The path to a fully autonomous vehicle future always was going to be filled with zigs and zags simply because of the nature of cars, vehicle ownership, laws, the economy and social habits. But the Uber-related fatality could provoke a slowdown in the whole process.

Uber self-driving cars

The technology has widely been seen as nearly ready for primetime despite earlier incidents, such as the death of a Tesla driver who was relying on the system’s Autopilot system before he got decapitated running under a semi-truck on a Florida highway.

Uber cited traffic accidents and safety in its explanation of its tests:

Real-world testing is critical to our efforts to develop self-driving technology. Self-driving cars have the potential to save millions of lives and improve quality of life for people around the world. 1.3 million people die every year in car accidents — 94% of those accidents involve human error. In the future we believe this technology will mean less congestion, more affordable and accessible transportation, and far fewer lives lost in car accidents. These goals are at the heart of Uber’s mission to make transportation as reliable as running water — everywhere and for everyone.

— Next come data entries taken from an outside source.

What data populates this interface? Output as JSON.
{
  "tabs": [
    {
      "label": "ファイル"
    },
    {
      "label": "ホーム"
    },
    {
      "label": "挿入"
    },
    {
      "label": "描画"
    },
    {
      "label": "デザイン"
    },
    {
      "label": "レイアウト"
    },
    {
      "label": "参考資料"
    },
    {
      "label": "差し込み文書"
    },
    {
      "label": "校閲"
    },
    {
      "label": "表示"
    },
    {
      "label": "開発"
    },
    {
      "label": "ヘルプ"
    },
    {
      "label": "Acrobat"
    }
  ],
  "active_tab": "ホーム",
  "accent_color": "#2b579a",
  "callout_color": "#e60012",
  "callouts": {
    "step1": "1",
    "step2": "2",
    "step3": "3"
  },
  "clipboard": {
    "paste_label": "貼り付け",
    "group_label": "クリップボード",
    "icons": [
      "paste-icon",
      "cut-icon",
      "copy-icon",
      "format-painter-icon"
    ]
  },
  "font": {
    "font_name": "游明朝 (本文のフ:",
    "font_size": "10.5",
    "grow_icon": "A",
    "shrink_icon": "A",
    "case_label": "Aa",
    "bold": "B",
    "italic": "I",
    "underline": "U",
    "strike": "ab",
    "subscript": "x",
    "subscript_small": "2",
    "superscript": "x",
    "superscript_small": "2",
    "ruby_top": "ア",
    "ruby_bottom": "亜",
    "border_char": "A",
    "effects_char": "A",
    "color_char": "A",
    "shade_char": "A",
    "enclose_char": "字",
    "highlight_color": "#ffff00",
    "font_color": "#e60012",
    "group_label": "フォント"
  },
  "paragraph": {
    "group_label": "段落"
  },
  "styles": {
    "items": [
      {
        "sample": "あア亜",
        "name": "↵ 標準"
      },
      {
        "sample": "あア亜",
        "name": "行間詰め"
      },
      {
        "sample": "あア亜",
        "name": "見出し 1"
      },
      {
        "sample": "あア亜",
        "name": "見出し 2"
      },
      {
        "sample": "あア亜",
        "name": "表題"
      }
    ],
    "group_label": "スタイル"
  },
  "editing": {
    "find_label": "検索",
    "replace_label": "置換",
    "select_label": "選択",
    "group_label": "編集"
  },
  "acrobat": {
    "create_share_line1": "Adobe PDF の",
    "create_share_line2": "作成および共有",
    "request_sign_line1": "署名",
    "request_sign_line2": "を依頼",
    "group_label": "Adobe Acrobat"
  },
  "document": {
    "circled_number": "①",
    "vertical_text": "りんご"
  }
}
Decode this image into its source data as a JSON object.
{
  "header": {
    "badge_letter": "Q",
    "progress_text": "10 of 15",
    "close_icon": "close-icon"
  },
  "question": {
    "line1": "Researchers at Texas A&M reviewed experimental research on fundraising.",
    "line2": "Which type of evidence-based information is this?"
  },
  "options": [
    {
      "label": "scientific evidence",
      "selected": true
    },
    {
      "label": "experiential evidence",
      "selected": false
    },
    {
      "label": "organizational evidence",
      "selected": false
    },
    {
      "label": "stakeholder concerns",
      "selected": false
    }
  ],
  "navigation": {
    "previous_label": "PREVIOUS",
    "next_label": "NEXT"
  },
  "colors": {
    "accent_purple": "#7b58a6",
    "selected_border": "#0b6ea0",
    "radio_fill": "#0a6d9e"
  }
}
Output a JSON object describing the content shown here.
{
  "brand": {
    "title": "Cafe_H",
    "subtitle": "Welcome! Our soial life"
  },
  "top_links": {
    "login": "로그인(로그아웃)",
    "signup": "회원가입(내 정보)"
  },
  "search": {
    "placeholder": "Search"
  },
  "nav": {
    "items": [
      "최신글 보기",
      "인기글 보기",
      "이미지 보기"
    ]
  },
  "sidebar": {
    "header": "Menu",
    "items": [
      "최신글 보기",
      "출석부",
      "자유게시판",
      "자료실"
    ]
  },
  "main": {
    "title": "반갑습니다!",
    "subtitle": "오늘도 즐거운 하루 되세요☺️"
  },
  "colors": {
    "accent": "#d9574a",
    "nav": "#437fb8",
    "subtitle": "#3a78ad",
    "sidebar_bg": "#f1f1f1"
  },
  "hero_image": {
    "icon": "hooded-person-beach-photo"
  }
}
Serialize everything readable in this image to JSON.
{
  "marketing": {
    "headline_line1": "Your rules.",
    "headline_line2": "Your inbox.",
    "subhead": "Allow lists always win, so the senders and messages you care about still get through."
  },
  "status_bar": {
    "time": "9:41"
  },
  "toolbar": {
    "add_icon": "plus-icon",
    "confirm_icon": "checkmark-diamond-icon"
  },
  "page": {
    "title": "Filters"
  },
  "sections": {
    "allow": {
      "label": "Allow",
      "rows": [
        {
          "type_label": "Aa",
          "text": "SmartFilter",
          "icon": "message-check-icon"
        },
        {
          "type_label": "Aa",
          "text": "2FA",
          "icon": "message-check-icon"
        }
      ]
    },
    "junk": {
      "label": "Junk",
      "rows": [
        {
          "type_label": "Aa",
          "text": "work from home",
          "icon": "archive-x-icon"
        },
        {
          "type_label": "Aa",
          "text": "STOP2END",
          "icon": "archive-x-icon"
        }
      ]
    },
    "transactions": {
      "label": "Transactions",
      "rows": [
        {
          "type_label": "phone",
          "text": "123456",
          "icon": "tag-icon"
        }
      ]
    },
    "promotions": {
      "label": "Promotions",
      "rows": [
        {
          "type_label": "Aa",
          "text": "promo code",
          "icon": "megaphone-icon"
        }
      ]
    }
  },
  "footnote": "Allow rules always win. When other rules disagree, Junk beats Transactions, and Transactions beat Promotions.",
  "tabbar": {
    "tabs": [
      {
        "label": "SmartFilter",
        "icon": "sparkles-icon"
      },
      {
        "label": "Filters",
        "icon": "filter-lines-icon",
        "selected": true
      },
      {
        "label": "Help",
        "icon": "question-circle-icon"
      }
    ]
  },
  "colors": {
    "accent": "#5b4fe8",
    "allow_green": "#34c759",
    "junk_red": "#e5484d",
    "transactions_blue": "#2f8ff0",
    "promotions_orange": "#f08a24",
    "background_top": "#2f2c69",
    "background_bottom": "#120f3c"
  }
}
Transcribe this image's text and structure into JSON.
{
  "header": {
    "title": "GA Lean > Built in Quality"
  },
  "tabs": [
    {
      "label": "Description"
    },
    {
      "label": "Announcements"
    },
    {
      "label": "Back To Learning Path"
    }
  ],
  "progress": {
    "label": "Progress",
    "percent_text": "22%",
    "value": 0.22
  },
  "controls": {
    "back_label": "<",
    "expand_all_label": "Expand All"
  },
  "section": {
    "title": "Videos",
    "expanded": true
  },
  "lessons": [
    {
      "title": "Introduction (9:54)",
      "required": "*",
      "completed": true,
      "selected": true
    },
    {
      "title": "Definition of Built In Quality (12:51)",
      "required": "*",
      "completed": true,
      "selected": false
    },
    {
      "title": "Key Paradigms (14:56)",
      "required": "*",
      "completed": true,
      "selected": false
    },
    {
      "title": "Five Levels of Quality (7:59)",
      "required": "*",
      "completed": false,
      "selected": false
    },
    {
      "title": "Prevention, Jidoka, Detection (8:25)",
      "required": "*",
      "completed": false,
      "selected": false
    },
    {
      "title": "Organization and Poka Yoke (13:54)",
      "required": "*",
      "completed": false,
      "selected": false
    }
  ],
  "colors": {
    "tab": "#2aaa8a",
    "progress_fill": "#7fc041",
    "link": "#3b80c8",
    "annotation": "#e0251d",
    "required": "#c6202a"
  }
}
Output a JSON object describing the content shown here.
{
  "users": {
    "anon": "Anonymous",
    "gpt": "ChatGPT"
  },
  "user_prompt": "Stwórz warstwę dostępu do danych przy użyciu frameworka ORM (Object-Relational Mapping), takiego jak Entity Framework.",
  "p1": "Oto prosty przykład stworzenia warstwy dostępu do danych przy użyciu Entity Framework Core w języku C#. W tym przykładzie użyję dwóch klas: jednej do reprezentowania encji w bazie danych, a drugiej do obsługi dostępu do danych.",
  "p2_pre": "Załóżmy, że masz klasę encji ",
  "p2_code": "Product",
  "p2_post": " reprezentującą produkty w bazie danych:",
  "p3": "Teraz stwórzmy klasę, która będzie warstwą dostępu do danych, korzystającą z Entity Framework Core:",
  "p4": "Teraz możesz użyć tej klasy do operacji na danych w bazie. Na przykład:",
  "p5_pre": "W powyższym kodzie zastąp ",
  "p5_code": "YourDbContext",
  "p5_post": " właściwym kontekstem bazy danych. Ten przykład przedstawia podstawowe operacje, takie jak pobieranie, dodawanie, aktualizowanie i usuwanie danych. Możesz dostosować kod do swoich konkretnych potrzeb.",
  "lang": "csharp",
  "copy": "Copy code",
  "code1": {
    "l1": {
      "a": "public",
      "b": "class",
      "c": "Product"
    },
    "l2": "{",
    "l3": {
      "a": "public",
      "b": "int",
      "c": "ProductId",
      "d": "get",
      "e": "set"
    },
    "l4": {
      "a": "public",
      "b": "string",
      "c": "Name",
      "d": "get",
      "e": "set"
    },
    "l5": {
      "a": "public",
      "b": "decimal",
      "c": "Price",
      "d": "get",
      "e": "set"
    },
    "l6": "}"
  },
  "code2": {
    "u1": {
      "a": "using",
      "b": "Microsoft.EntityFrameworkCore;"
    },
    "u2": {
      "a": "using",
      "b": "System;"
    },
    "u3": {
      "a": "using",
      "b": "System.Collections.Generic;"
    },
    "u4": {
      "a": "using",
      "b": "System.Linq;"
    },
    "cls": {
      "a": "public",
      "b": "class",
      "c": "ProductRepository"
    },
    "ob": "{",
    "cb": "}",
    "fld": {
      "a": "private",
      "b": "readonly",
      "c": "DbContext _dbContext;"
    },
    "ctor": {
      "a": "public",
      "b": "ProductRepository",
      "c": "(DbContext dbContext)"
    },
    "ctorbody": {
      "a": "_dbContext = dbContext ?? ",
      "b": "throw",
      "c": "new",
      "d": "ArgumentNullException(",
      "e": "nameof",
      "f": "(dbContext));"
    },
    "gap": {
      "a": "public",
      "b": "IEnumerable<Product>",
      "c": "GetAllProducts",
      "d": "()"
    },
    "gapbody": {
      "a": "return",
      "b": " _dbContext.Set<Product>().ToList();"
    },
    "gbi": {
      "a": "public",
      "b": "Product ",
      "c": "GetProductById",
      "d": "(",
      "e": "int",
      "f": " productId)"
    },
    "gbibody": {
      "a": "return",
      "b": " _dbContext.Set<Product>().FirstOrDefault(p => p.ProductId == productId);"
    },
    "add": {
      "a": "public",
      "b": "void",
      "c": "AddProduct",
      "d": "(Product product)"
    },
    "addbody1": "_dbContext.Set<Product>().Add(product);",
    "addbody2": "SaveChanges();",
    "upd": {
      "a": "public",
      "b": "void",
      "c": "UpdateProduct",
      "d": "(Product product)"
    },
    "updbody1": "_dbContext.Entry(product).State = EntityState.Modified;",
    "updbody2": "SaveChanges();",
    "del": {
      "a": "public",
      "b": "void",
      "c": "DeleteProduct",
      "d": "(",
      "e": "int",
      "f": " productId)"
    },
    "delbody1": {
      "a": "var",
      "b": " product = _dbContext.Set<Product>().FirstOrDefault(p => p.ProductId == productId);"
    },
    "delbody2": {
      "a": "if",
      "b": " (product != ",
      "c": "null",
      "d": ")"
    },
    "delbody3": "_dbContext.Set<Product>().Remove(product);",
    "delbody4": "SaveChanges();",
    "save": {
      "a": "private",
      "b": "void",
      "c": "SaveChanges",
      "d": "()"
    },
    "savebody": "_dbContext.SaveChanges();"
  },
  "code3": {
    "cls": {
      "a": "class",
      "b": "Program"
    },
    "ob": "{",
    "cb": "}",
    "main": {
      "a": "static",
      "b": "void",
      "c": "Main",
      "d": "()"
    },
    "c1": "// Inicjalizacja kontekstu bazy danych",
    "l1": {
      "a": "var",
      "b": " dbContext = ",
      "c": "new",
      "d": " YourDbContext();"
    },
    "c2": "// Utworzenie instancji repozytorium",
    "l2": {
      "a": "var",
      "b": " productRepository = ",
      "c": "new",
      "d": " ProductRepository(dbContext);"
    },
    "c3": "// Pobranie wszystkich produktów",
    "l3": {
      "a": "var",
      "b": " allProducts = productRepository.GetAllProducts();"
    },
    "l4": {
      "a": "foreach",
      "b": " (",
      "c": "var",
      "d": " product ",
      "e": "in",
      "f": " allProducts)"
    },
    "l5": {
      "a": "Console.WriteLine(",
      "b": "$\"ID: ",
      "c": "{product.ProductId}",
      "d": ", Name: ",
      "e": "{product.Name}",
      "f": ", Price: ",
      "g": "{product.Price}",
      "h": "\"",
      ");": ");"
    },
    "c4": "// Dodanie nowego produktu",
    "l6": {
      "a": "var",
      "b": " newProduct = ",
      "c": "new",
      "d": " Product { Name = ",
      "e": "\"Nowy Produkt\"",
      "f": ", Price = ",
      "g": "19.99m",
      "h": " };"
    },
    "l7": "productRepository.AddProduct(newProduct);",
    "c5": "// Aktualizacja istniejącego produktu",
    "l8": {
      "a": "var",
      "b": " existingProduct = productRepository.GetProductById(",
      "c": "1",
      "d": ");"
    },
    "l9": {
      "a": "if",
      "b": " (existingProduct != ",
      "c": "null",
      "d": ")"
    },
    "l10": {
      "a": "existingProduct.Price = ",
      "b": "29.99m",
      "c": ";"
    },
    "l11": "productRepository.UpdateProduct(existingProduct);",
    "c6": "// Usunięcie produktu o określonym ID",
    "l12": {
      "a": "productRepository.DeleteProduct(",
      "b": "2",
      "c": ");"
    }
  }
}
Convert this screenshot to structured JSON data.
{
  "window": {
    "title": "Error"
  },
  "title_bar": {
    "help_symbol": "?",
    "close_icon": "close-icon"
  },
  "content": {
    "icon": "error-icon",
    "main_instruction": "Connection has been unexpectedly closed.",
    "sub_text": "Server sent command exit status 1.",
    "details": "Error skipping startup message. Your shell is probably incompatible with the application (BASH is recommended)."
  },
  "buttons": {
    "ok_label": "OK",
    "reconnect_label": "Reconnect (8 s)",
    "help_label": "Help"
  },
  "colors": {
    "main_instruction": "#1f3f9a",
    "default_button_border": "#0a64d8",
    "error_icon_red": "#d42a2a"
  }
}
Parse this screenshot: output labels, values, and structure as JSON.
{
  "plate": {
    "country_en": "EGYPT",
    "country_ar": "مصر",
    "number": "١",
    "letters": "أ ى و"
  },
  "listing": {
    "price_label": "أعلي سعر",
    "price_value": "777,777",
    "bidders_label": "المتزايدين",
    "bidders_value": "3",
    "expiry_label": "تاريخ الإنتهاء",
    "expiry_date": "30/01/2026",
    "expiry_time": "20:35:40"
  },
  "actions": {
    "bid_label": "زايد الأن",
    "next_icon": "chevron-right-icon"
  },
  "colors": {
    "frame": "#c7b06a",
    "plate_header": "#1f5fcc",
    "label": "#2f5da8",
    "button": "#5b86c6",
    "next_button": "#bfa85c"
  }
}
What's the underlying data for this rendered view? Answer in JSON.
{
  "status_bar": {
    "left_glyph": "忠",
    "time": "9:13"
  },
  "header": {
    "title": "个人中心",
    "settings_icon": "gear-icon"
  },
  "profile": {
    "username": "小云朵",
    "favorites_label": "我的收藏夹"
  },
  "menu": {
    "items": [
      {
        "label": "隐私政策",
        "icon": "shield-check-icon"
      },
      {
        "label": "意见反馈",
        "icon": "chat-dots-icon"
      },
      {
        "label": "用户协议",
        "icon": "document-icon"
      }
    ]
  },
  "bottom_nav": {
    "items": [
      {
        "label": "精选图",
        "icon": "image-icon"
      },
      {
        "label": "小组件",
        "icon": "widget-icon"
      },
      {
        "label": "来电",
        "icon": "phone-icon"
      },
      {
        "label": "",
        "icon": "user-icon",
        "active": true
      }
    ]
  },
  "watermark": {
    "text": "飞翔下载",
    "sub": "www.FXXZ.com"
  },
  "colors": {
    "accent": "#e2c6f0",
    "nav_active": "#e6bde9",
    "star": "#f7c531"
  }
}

While Uber is still in the early days of our self-driving efforts, every day of testing leads to improvements. Right now we’re focused on getting the technology right and ensuring it’s safe for everyone on the road — pedestrians, cyclists and other drivers. We’ve informed local officials and law enforcement about our testing in Pittsburgh, and our work would not be possible without the support we’ve received from the region’s leaders.

Silicon Valley, automakers and other companies have been streaking toward producing vehicles that were said to be capable technologically of greatly reducing traffic accidents and fatalities. But this accident may cause regulators to clamp down on what has seemed like a headlong rush to perfect the technology by risking, to some extent, the safety of the public.

Testing of self-driving cars had been occurring for months involving vehicles that have a human driver ready to take over if something goes wrong. But the Times noted that states are starting to allow companies to test cars without a person in the driver’s seat and that California has said it will start allowing companies to test AVs without anyone behind the wheel beginning in April.

Arizona already allows self-driving cars to operate without a driver behind the wheel. Waymo, the automotive unit of Google, has been using Chrysler Pacifica Hybrids to pick up and drop off passengers there without a human driver behind the wheel. The state has largely taken a hands-off approach, the newspaper said, promising that it would help keep the driverless car industry free from regulation. That may be about to change.

At a time when many have lauded the technology as ready for large-scale deployment, “this is clear proof that is not yet the case,” says Bryan Reimer, a research scientist at MIT who studies automated driving. “Until we understand the testing and deployment of these systems further, we need to take our time and work through the evolution of the technology,” he says.